I haven’t had a good chance to look at it (about 15 minutes in the flesh under the watchful eye of a publicist), but it seems like a fairly comprehensive snapshot of the last 30 years of New Zealand Fashion. There are, however, some fairly obvious labels missing. Where is Huffer? It might not be high fashion but it is an incredibly prominent and important New Zealand brand. How did they decide on Stitch Ministry but leave out Huffer? Seems a little odd. Where is Stolen Girlfriends Club? Maybe the label hadn’t been going long enough to qualify. Where is Working Style?

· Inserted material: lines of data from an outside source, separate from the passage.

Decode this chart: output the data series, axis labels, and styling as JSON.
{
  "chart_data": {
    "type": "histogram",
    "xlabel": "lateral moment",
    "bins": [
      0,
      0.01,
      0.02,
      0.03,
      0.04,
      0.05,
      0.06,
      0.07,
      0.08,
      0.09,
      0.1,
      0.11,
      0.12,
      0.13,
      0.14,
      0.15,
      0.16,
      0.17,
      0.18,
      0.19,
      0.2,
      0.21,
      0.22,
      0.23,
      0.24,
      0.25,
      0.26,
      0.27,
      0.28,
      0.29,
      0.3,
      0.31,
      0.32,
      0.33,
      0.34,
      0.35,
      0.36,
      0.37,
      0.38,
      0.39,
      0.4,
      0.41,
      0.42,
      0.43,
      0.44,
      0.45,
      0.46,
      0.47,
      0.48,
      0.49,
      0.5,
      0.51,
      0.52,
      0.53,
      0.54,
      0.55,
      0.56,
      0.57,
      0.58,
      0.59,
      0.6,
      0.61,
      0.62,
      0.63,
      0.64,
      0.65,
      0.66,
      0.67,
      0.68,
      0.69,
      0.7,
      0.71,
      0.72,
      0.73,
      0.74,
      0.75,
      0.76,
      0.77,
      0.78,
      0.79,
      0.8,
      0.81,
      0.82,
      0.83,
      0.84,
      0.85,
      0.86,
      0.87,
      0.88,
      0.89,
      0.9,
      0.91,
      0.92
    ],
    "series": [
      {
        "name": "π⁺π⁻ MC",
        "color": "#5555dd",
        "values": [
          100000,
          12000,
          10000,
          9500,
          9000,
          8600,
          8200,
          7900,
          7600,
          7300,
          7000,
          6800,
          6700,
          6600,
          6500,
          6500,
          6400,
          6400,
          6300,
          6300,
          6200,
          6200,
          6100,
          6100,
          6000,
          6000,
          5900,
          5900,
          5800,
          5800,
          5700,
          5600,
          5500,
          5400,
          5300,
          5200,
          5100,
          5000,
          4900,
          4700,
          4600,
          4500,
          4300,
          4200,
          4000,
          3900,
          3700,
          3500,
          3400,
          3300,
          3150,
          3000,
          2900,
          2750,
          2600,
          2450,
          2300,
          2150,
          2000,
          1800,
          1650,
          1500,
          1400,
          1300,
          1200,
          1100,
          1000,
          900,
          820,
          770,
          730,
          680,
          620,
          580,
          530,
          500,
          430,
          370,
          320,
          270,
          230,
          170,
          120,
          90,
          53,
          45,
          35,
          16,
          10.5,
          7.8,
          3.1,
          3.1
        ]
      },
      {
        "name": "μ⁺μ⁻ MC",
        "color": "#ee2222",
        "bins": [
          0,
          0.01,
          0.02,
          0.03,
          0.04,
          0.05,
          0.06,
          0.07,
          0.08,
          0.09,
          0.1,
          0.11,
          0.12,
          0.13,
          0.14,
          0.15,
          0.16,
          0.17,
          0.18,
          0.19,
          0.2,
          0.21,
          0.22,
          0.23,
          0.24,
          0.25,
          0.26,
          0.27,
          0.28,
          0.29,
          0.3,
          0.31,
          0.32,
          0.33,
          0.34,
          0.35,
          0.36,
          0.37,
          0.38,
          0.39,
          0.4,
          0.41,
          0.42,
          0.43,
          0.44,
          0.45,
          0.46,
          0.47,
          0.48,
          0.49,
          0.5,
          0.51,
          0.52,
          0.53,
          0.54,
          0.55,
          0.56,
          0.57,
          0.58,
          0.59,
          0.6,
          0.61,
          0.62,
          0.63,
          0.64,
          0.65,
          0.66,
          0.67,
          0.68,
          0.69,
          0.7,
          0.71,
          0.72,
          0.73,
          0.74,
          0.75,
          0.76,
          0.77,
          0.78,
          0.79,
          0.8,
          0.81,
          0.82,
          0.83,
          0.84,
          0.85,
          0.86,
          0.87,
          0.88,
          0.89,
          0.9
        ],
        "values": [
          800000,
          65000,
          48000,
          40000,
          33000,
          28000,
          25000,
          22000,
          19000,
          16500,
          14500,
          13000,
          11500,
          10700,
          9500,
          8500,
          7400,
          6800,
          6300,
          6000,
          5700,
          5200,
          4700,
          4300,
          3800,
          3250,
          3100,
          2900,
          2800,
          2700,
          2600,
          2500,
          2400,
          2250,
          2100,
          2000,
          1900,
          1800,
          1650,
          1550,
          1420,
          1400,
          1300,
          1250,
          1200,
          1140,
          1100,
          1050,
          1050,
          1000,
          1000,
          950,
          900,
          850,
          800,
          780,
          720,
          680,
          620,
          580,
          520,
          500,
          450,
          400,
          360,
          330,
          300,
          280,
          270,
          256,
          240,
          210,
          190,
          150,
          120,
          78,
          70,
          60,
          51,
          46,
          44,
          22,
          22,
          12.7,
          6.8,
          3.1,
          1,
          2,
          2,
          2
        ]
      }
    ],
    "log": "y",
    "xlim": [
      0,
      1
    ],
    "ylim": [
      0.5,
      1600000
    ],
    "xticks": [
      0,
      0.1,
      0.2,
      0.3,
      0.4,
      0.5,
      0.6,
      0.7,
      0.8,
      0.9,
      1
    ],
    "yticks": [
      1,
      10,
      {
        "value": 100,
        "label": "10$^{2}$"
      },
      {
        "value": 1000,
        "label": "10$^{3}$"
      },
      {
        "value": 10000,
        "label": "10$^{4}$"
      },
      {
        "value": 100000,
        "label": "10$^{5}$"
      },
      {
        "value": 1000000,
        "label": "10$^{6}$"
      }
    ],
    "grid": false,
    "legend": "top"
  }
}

Besides not having a ready to wear collection a la Little Brother, Working Style is a very similar business to Crane Brothers, selling made to measure and off the rack suits. Where is Miss Crabb?
But I guess that’s the difficulty in producing a work like this. There will always be somebody left out, or somebody who people feel aren’t good enough to have been included. You can’t please everybody. Especially here in New Zealand.
The book is worth reading for the stories of how everybody made it. And for the photos. The photos are classic. Like Helen Cherry and Liz Findlay in Tokyo in 1985. Or a very young Trelise Cooper wearing those Paul Holmes-esque specs. Or Ilona Rogers as Maxine Redfern in Gloss dressed in an 80s Liz Mitchell power suit. Good times.